They Came for the Neighbors: The Deportation of Lawfully Present Immigrants

Jessica Rios

Associate Editor

Loyola University Chicago School of Law, JD 2026

Andry José Hernández Romero was detained for suspected involvement with a notorious Venezuelan crime organization. The evidence? Two crown tattoos atop the words “Mom” and “Dad” on his wrists. A gay makeup artist, Romero fled his home country of Venezuela to escape persecution for his sexuality and political beliefs. Romero is only one of many non-citizens who, despite being lawfully present in the U.S., face unprecedented risk of deportation due to little more than superficial characteristics under Trump’s aggressive immigration tactics.

What is the Alien Enemies Act?

The Alien Enemies Act of 1798 is a wartime law that authorizes the president to detain or deport natives and citizens of an enemy nation. Originally intended to prevent foreign espionage and sabotage in wartime, there are only three instances where a president invoked the Act. The Act is most infamous for being used to detain Japanese Americans during World War II. The Trump administration has invoked the Alien Enemies Act of 1798 to further mass deportations. Trump’s directive accuses the Venezuelan Tren de Aragua gang of engaging in “mass illegal migration” and “perpetrating, attempting, and threatening an invasion” against the U.S. According to the proclamation, Venezuelan citizens as young as 14 may be deemed members of Tren de Aragua and thus deported.

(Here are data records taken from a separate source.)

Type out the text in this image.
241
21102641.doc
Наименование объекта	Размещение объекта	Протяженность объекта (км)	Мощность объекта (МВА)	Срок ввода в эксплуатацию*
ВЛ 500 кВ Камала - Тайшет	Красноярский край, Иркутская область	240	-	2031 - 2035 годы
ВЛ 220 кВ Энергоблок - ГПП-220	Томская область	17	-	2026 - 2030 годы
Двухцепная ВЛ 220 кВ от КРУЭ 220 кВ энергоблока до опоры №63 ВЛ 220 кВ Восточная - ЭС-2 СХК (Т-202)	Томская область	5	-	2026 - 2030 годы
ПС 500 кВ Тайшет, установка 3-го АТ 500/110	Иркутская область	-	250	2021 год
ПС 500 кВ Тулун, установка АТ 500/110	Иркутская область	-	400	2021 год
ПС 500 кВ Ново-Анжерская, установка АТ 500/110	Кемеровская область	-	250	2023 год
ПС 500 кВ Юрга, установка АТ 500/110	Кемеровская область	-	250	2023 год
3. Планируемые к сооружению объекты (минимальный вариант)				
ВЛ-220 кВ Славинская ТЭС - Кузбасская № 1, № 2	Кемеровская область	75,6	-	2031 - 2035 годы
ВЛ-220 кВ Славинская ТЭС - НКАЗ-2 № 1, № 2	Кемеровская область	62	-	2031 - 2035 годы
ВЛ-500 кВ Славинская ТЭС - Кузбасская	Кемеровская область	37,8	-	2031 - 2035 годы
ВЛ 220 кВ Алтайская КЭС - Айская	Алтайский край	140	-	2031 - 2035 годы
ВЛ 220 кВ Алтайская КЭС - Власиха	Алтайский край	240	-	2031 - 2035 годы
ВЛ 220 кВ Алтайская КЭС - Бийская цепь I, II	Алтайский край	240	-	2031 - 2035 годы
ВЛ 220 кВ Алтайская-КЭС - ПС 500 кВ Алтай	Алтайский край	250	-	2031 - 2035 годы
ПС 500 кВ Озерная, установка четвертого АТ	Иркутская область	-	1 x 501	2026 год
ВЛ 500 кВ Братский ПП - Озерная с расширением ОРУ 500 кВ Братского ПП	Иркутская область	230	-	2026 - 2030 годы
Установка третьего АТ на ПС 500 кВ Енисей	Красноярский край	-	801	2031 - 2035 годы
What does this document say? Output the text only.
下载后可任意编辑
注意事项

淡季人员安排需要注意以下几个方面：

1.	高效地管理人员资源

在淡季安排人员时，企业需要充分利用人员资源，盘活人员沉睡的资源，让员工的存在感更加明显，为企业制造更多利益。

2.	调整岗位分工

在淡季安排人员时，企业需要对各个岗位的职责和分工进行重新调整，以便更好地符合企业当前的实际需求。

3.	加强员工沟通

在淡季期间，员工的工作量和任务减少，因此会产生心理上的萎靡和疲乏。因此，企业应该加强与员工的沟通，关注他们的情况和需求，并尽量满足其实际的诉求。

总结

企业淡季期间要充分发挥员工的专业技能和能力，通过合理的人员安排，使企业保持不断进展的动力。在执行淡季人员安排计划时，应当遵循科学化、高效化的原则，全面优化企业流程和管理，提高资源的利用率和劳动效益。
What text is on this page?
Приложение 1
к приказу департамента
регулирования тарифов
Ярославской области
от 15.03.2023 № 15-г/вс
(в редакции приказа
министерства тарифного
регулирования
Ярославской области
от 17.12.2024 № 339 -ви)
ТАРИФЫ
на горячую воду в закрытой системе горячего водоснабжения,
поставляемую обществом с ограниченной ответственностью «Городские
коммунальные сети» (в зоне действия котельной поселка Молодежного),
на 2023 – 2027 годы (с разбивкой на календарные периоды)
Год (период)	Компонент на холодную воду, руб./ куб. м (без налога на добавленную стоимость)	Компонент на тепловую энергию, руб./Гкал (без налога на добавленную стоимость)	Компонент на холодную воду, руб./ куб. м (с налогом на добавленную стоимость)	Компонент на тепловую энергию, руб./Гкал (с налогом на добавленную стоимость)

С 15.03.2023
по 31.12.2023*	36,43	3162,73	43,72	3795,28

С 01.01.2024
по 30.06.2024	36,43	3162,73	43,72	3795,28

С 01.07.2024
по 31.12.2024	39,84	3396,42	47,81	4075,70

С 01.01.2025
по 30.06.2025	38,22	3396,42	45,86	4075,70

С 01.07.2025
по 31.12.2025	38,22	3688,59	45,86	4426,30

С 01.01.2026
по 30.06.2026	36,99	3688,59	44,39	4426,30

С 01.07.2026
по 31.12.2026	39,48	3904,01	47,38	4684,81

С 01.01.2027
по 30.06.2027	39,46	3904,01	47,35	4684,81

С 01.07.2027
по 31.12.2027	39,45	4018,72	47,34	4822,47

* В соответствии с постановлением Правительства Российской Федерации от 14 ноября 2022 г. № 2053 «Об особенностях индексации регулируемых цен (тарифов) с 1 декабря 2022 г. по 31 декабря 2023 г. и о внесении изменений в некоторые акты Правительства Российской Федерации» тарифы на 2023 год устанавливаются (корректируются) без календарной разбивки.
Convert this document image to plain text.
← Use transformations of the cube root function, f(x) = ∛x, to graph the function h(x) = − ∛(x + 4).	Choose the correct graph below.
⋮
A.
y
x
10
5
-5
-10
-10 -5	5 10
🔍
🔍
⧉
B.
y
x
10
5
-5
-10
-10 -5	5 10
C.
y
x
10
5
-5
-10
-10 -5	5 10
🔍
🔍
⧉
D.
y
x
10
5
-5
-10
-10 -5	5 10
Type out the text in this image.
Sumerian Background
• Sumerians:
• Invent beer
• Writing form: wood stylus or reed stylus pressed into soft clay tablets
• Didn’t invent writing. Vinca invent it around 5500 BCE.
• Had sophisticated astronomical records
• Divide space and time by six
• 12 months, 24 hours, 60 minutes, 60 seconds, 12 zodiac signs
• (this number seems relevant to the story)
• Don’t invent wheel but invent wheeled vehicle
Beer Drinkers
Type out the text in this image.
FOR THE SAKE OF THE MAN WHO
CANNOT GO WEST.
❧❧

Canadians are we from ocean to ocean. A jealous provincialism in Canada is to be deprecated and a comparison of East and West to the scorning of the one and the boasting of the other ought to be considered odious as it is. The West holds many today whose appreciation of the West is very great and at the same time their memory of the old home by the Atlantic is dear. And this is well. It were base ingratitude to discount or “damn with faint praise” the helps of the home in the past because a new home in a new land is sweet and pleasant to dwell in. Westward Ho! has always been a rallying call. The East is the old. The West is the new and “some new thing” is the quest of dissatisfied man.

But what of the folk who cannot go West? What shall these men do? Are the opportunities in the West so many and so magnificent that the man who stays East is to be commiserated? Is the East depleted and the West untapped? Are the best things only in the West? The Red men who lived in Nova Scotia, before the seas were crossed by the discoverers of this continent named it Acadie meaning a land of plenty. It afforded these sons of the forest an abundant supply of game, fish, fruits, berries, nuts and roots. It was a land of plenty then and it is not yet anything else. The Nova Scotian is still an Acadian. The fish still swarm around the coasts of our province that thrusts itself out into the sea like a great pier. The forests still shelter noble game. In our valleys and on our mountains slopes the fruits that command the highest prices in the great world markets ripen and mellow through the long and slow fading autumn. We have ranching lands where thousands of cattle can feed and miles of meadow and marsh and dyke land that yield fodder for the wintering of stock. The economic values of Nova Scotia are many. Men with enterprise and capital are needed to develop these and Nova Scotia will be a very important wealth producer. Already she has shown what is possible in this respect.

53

Rolling back detention standards

The Trump administration has lowered the bar for removal of migrants who officials suspect of belonging to Tren de Aragua. According to court documents submitted on behalf of detained Venezuelan migrants, immigration officials have relied on a guide titled “Alien Enemy Validation Guide” to determine whether the individual belongs to Tren de Aragua. The guide reportedly provides a series of criteria such as being “dressed in high-end urban street wear” such as basketball jerseys from the Chicago Bulls, common tattoos, and social media posts showing symbols that officials claim are linked to Tren de Aragua to justify deportations.

In a similar vein, the Immigration and Naturalization Act of 1952 barred immigrants to the United States who advocated “the economic, international, and governmental doctrines of world communism.” Specifically, the Act states, “An alien whose presence or activities in the United States the Secretary of State has reasonable ground to believe would have potentially serious adverse foreign policy consequences for the United States is deportable.”

In a notice to appear document, Secretary of State Marco Rubio determined that Khalil’s presence or activities in the U.S. “would have serious adverse foreign policy consequences for the United States.” Much like the rhetoric used to justify its use, the Alien Enemies Act is outdated, xenophobic, and dangerous. Invoking Alien Enemies Act is little more than an unlawful means of evading domestic laws in peacetime.

Efforts to move forward

Various legal advocates have challenged the administration’s immigration practices, such as the National Immigrant Justice Center whose federal complaint calls for greater transparency in ICE operations. The complaint alleges that immigration agents violated the rights of 22 people during immigration enforcement arrests, including one U.S. citizen. Similarly, the American Civil Liberties Union, Democracy Forward, and the ACLU of the District of Columbia have taken legal action, arguing that Trump’s invocation of the wartime act during peacetime unlawfully sidesteps the limits of this wartime authority as well as the procedures and protections in immigration law.

Rather than wait for more loss, Congress should establish that such misuse of a wartime act is intolerable, and that the Neighbors Not Enemies Act offers a way forward. Adopting the Neighbors Not Enemies Act would repeal the Alien Enemies Act of 1798 in its entirety. Meaning, the President would no longer be able to apprehend and remove citizens of nations the U.S. has declared war against or nations that have threatened invasion against the U.S. The Alien Enemies Act is not the sole mechanism for the U.S. to defend itself against foreign actors as there are many other laws that serve the same ultimate function. Congress should repeal the archaic Alien Enemies Act by passing the Neighbors Not Enemies Act and demanding the administration withdraw its invocation. Litigation, however, is not enough. Relying on individual lawsuits to correct damage that has already been done leaves thousands of non-citizens and their communities at risk of unnecessary cruelty and deportation.

 

In Nava v. Dep’t of Homeland Sec., Chicago residents detained in ICE sweeps initiated a class action lawsuit regarding ICE’s arrest procedures, resulting in what is known as the “Nava settlement.” The settlement requires ICE to agents adhere to guidelines when making warrantless arrests during the course of detention and restricts warrantless arrests, including traffic stops, without probable cause for the stop. Under Nava, ICE agents would need probable cause to initiate a traffic stop, a higher standard than is required by traffic officers. It is unclear how much longer under the settlement will stand under the current administration’s anti-immigrant policies. Lowering detention standards is particularly concerning as the Trump administration has made it clear that collateral arrests are a strategic means of immigration enforcement in Chicago and other cities where local law enforcement declines to assist in migration arrests.